Wizaz.pl - Podgląd pojedynczej wiadomości - Jaką książkę teraz czytacie? cz. IX
Podgląd pojedynczej wiadomości
Stary 2013-08-28, 09:05   #382
Mahdab
Zakorzenienie
 
Avatar Mahdab
 
Zarejestrowany: 2007-06
Wiadomości: 5 009
Dot.: Jaką książkę teraz czytacie? cz. IX

Cytat:
Napisane przez malootka Pokaż wiadomość
Ja kończę jak na razie trzecią książkę tej autorki i już mogę się z Tobą zgodzić. Najpierw przeczytałam "Deszczowa noc" - podobała mi się, wciągnęła mnie, następnie "Bez mojej zgody" - jak dla mnie rewelacja, nie mogłam się oderwać, teraz męczę "Głos serca" i jest to dla mnie książka po prostu nudna, bez żadnej konkretnej akcji.
Poza tym mam w domu jeszcze trzy jej książki - dwie z biblioteki ("Dziewiętnaście minut" i "Tam gdzie Ty") oraz jedną kupioną w kieszonkowym wydaniu, zaciekawił mnie opis - "W imię miłości". Po Waszych komentarzach wezmę się chyba najpierw za "Dziewiętnaście minut".

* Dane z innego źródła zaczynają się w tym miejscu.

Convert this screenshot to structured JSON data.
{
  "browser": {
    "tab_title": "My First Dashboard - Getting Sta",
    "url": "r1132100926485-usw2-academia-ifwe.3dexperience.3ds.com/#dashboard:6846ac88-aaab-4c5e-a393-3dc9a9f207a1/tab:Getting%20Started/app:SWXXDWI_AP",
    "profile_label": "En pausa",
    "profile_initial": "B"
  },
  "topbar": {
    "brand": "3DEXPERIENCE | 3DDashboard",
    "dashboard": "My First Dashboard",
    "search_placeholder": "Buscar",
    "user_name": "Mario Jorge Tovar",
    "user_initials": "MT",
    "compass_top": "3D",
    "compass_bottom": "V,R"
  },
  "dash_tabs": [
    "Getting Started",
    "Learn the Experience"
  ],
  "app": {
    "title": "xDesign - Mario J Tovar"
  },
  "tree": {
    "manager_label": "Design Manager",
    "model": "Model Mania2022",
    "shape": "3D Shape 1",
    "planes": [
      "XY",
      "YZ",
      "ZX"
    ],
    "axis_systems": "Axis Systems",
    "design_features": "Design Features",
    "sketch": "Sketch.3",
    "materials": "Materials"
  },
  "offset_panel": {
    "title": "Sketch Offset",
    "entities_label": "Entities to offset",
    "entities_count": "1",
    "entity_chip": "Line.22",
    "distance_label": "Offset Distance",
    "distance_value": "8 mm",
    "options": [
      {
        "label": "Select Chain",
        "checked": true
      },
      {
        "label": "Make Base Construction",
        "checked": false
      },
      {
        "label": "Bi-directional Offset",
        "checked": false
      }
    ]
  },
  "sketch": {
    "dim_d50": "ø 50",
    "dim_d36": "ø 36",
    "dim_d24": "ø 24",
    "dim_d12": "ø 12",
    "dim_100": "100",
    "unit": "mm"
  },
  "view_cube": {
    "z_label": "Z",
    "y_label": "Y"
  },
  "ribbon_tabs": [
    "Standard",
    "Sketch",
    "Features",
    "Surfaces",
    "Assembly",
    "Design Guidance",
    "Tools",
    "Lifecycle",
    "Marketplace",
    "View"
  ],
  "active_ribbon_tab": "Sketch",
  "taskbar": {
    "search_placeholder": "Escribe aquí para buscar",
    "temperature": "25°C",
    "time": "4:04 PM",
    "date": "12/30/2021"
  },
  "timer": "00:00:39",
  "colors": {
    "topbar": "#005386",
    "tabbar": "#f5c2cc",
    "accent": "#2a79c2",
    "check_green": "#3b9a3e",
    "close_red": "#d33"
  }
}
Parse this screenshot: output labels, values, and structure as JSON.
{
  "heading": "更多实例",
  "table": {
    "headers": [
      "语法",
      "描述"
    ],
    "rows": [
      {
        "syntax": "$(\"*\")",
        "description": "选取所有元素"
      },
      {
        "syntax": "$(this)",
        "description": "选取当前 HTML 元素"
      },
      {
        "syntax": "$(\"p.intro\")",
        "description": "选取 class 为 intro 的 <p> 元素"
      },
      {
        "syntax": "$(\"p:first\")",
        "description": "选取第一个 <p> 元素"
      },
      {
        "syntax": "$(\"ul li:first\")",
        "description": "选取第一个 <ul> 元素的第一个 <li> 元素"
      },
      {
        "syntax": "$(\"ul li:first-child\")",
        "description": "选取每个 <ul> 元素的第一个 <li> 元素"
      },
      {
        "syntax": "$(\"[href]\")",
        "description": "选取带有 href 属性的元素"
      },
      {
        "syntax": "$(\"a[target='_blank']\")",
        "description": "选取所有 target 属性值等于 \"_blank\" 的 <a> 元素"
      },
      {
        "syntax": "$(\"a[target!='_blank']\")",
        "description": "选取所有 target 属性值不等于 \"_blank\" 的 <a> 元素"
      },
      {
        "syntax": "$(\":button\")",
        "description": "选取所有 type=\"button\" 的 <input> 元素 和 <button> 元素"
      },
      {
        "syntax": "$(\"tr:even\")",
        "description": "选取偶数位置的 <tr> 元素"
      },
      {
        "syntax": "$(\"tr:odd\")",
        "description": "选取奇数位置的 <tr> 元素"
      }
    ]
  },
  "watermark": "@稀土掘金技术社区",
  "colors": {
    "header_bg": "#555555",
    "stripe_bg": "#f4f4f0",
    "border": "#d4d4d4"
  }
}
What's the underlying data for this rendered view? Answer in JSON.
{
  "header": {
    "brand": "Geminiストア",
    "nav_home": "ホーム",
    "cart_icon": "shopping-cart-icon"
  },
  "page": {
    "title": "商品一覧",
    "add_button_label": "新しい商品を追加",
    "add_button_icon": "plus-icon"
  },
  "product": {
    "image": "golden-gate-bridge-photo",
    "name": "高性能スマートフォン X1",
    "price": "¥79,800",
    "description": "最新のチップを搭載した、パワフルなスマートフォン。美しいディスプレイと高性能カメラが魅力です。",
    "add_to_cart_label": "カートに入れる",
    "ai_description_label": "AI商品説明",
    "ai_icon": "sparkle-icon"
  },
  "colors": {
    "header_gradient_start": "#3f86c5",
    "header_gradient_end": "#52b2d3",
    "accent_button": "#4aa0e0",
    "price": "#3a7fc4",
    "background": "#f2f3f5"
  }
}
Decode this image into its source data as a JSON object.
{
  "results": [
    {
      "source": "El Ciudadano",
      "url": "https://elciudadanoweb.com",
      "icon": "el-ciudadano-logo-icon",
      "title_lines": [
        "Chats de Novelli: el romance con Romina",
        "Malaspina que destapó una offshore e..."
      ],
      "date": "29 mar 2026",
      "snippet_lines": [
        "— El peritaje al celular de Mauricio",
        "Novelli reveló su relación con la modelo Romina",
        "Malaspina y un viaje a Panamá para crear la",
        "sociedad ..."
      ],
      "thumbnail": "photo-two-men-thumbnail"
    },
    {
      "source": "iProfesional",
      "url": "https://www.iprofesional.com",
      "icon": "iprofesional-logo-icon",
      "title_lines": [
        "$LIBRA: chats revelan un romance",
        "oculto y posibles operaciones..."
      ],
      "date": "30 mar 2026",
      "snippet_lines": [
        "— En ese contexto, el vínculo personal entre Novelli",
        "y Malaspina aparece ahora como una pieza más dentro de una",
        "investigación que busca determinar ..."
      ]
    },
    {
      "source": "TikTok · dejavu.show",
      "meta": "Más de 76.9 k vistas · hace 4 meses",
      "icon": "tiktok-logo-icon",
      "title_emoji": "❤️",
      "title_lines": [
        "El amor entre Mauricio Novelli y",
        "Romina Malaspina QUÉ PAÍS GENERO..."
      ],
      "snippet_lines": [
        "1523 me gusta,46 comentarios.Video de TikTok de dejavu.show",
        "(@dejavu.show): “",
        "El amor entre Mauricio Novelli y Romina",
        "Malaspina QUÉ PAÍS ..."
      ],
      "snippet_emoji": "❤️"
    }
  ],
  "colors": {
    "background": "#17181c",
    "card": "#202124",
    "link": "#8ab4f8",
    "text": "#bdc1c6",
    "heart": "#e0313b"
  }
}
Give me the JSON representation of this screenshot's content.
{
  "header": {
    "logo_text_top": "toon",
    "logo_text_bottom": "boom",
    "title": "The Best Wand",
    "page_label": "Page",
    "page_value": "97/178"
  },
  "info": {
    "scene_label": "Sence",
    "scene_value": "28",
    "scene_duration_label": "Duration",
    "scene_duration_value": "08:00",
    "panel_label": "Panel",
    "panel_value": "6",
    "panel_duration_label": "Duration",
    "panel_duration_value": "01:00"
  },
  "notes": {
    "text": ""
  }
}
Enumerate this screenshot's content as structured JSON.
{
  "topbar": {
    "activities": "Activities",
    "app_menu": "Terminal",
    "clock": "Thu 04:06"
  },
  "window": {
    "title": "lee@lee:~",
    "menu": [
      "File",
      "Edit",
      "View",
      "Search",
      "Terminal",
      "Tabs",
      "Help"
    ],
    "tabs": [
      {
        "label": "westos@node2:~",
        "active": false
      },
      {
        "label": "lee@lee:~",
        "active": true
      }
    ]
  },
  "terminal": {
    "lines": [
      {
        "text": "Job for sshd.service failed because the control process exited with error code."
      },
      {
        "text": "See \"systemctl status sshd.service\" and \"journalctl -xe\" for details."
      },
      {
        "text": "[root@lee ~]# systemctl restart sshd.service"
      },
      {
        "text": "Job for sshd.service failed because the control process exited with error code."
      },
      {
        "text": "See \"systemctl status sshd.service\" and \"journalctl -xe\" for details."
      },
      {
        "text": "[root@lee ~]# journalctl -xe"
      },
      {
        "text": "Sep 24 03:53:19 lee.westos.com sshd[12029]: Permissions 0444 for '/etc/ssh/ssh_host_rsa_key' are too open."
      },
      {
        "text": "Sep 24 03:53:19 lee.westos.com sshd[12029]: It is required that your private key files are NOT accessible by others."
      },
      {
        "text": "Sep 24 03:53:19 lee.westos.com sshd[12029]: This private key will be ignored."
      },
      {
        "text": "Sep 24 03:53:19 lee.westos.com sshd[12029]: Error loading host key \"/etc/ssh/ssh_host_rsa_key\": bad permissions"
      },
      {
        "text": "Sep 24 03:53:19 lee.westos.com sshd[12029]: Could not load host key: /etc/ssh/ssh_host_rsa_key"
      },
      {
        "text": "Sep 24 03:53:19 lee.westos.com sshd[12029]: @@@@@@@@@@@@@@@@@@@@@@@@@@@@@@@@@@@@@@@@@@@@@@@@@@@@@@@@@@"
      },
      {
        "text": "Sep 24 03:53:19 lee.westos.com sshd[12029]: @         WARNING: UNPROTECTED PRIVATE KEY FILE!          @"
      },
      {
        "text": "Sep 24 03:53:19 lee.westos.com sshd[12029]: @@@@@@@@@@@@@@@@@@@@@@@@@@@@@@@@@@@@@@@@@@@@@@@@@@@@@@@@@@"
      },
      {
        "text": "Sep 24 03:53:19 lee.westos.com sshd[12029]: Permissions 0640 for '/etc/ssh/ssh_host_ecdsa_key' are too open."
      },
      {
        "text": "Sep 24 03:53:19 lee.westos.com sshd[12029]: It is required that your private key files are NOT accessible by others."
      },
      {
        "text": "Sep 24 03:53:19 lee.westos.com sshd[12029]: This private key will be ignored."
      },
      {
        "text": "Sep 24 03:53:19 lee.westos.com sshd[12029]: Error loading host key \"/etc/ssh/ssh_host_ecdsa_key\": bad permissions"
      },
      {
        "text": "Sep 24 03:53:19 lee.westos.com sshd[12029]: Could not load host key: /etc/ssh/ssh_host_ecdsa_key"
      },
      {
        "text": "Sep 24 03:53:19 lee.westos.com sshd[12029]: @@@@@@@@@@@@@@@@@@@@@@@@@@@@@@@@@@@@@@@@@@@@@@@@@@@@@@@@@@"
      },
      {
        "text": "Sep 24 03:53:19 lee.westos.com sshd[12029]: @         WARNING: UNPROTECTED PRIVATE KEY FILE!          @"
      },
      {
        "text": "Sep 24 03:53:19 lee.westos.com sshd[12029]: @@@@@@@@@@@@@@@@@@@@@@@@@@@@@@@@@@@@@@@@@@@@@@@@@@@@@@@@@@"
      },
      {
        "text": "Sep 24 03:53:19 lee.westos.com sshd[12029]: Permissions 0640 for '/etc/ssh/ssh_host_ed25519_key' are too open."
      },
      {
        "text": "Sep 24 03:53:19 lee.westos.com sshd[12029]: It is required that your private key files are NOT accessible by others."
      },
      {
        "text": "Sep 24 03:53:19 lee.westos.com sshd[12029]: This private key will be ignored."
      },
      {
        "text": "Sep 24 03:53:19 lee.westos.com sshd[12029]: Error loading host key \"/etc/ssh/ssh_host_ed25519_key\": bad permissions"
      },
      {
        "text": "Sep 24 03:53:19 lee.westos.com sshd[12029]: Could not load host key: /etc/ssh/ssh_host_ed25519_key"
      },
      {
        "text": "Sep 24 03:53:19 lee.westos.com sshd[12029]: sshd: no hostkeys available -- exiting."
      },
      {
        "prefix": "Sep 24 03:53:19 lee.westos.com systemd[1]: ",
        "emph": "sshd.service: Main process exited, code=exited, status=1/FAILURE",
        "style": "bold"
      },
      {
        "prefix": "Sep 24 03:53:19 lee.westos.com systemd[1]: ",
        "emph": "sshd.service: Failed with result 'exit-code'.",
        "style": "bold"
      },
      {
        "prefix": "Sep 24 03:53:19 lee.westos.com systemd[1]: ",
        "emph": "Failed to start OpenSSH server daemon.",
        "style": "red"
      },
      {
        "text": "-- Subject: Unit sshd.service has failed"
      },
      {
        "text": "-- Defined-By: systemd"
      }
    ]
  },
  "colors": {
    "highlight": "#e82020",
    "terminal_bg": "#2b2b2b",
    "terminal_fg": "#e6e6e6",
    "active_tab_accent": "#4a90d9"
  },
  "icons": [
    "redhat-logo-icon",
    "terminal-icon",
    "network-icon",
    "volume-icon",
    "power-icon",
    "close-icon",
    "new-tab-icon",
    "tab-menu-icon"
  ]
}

Jakieś kilka miesięcy przed tym, jak dostałam w ręce książkę, obejrzałam z chłopakiem film zatytułowany "Bez mojej zgody". Mimo to postanowiłam książkę w kieszonkowym wydaniu kupić i przeczytać (wszyscy się dziwili, po co chcę czytać, skoro oglądałam ). Moje odczucia: zakończenie bardzo mnie zaskoczyło, siedziałam i nie wierzyłam własnym oczom, myślałam, że coś mi się przywidziało pamiętałam, jak kończy się film i to był dla mnie jednak za duży zwrot akcji. Jakoś tak nie pasowało mi zakończenie. I teraz lepsza część - mimo, iz byłam 'na świeżo' po filmie, nie wiedziałam, o co chodziło z psem zastanawiałam się nad tym chyba 3/4 książki i nie mogłam sobie przypomnieć. To mnie akurat nie irytowało, uważałam to za dość przyjemny przerywnik.
Ja też najpierw oglądałam film, aczkolwiek na tyle dawno, że połowy już zapomniałam. Właśnie szkoda, że się domyśliłam z tym psem o co chodzi od razu, też pytałam Tż czy wie, że epileptycy mogą mieć psa przewodnika i był zdziwiony i pytał po co. Więc faktycznie zwracam autorce honor co do tego wątku. A zakończenie nie pasowało ci w książce czy w filmie? Jak dla mnie w książce było troche przekombinowane, ale z drugiej strony zaskakujące.


Cytat:
Napisane przez malootka Pokaż wiadomość
ja nie żałuję. ale w ogóle nigdy nie miałam takich dylematów czy czytać książkę, skoro widziałam film... na pewno film jest baaaardzo powierzchowny i pomija wiele wątków,w tym jeden moim zdaniem kluczowy (dotyczący syna państwa Fitzgerald) oraz jedną z dalszoplanowych postaci.
Zgadzam się i co najważniejsze można czytać z zaciekawieniem, bo końcówka się różni.


Zostało mi zaledwie kilka stron "wichrowych wzgórz", przyjemnie się czytało, chociaż chwilami robiło się dziwnie
Następna w kolejce pożyczona "Noteka 2015" Kondrada T. Lewandowskigo. Dawno nie miałam w ręce fantastyki.